Of course, eating well and getting some form of exercise is key to keeping things from progressing even more rapidly.   However, as she can no longer simply get up and go to the gym or head on on a bike ride, she’s been fortunate to have a nearby facility to attend, sponsored by the MS Society, where she can receive speciality physical therapy, water exercise and even water skiing with professionals who are trained in helping those with this particular, mysterious, baffling auto immune disease.

At least, she used to be able to go to this facility.
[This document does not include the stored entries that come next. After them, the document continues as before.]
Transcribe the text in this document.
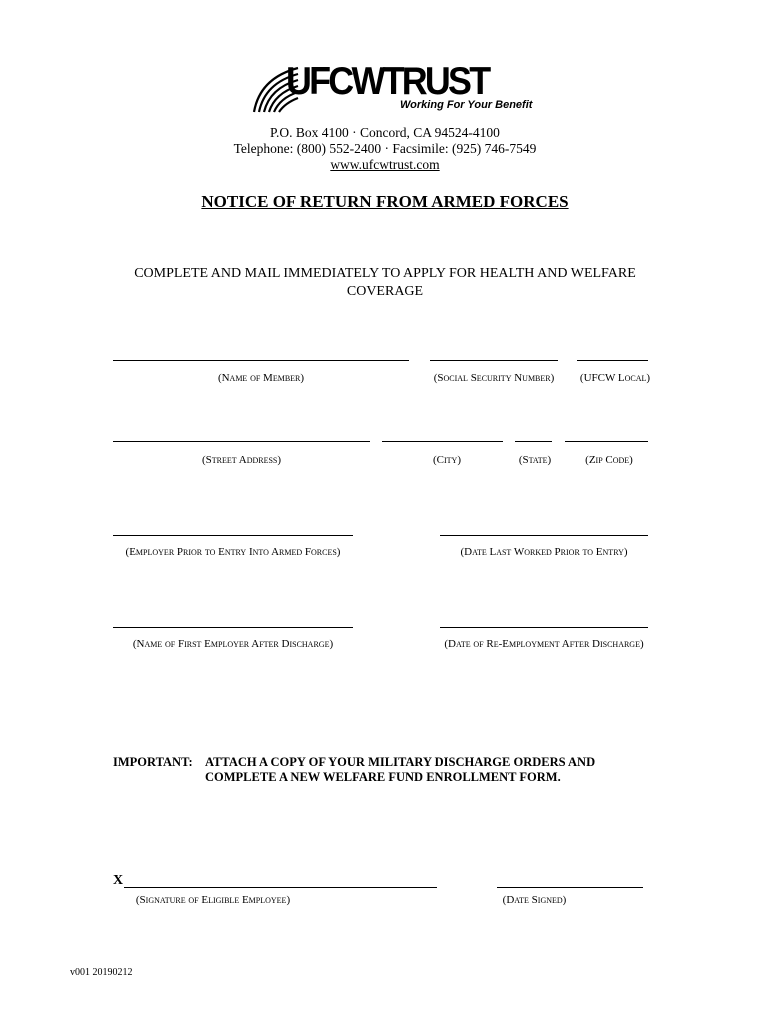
UFCWTRUST
Working For Your Benefit
P.O. Box 4100 · Concord, CA 94524-4100
Telephone: (800) 552-2400 · Facsimile: (925) 746-7549
www.ufcwtrust.com
NOTICE OF RETURN FROM ARMED FORCES
COMPLETE AND MAIL IMMEDIATELY TO APPLY FOR HEALTH AND WELFARE COVERAGE
(Name of Member)	(Social Security Number)	(UFCW Local)
(Street Address)	(City)	(State)	(Zip Code)
(Employer Prior to Entry Into Armed Forces)	(Date Last Worked Prior to Entry)
(Name of First Employer After Discharge)	(Date of Re-Employment After Discharge)
IMPORTANT: ATTACH A COPY OF YOUR MILITARY DISCHARGE ORDERS AND COMPLETE A NEW WELFARE FUND ENROLLMENT FORM.
X
(Signature of Eligible Employee)	(Date Signed)
v001 20190212
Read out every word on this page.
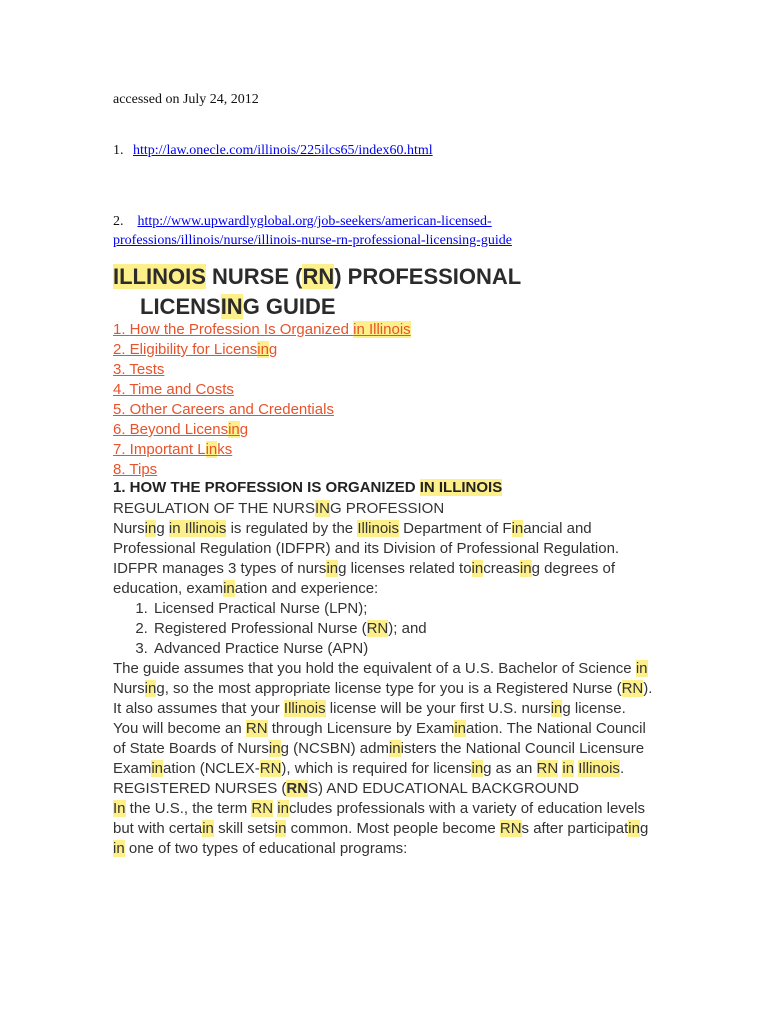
accessed on July 24, 2012
1. http://law.onecle.com/illinois/225ilcs65/index60.html
2. http://www.upwardlyglobal.org/job-seekers/american-licensed-
professions/illinois/nurse/illinois-nurse-rn-professional-licensing-guide
ILLINOIS NURSE (RN) PROFESSIONAL
LICENSING GUIDE
1. How the Profession Is Organized in Illinois
2. Eligibility for Licensing
3. Tests
4. Time and Costs
5. Other Careers and Credentials
6. Beyond Licensing
7. Important Links
8. Tips
1. HOW THE PROFESSION IS ORGANIZED IN ILLINOIS
REGULATION OF THE NURSING PROFESSION
Nursing in Illinois is regulated by the Illinois Department of Financial and Professional Regulation (IDFPR) and its Division of Professional Regulation. IDFPR manages 3 types of nursing licenses related toincreasing degrees of education, examination and experience:
1. Licensed Practical Nurse (LPN);
2. Registered Professional Nurse (RN); and
3. Advanced Practice Nurse (APN)
The guide assumes that you hold the equivalent of a U.S. Bachelor of Science in Nursing, so the most appropriate license type for you is a Registered Nurse (RN). It also assumes that your Illinois license will be your first U.S. nursing license. You will become an RN through Licensure by Examination. The National Council of State Boards of Nursing (NCSBN) administers the National Council Licensure Examination (NCLEX-RN), which is required for licensing as an RN in Illinois.
REGISTERED NURSES (RNS) AND EDUCATIONAL BACKGROUND
In the U.S., the term RN includes professionals with a variety of education levels but with certain skill setsin common. Most people become RNs after participating in one of two types of educational programs:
Just last week, she, and all the other people who were reaping the benefits of this facility received letters in the mail stating that the MS Society had reallocated their funds to conduct more research so this facility is going to close.

I find this heartbreaking, discouraging and, to be quite frank, rather disgusting.   I can only presume that by ‘reallocating funding’ that the money is now going to be used to ultimately come up with some new drug, which docs can then push upon their patients, which may or may not help (as is the case, so we’ve been told, with many of the MS meds), may make things worse (as some of the meds actually cause cancers- ooops) but will certainly do one thing:  increase profits for the companies selling the drugs.

Pardon me if this offends.   I do recognize that there are many drugs that do wonders for people with all sorts of maladies, so this certainly isn’t meant to be a broad missive indicating they should all be done away with.

Rather, I just mean to express my frustration with this approach in general:  ‘forget the exercise and diet; let’s head straight to the meds’.

Witnessing what my mom goes through, with never an ounce of complaint or ‘woe is me’ from her, by the way, I just can help but wonder what things would be like if there were more programs geared toward treating holistically, in ways which are more based on natural remedies, or even integrating them with Western Meds, instead of having the mainstream treatment be such that it’s such guesswork with such potential dire side effects.

Heading straight to meds doesn’t always need to be step number one.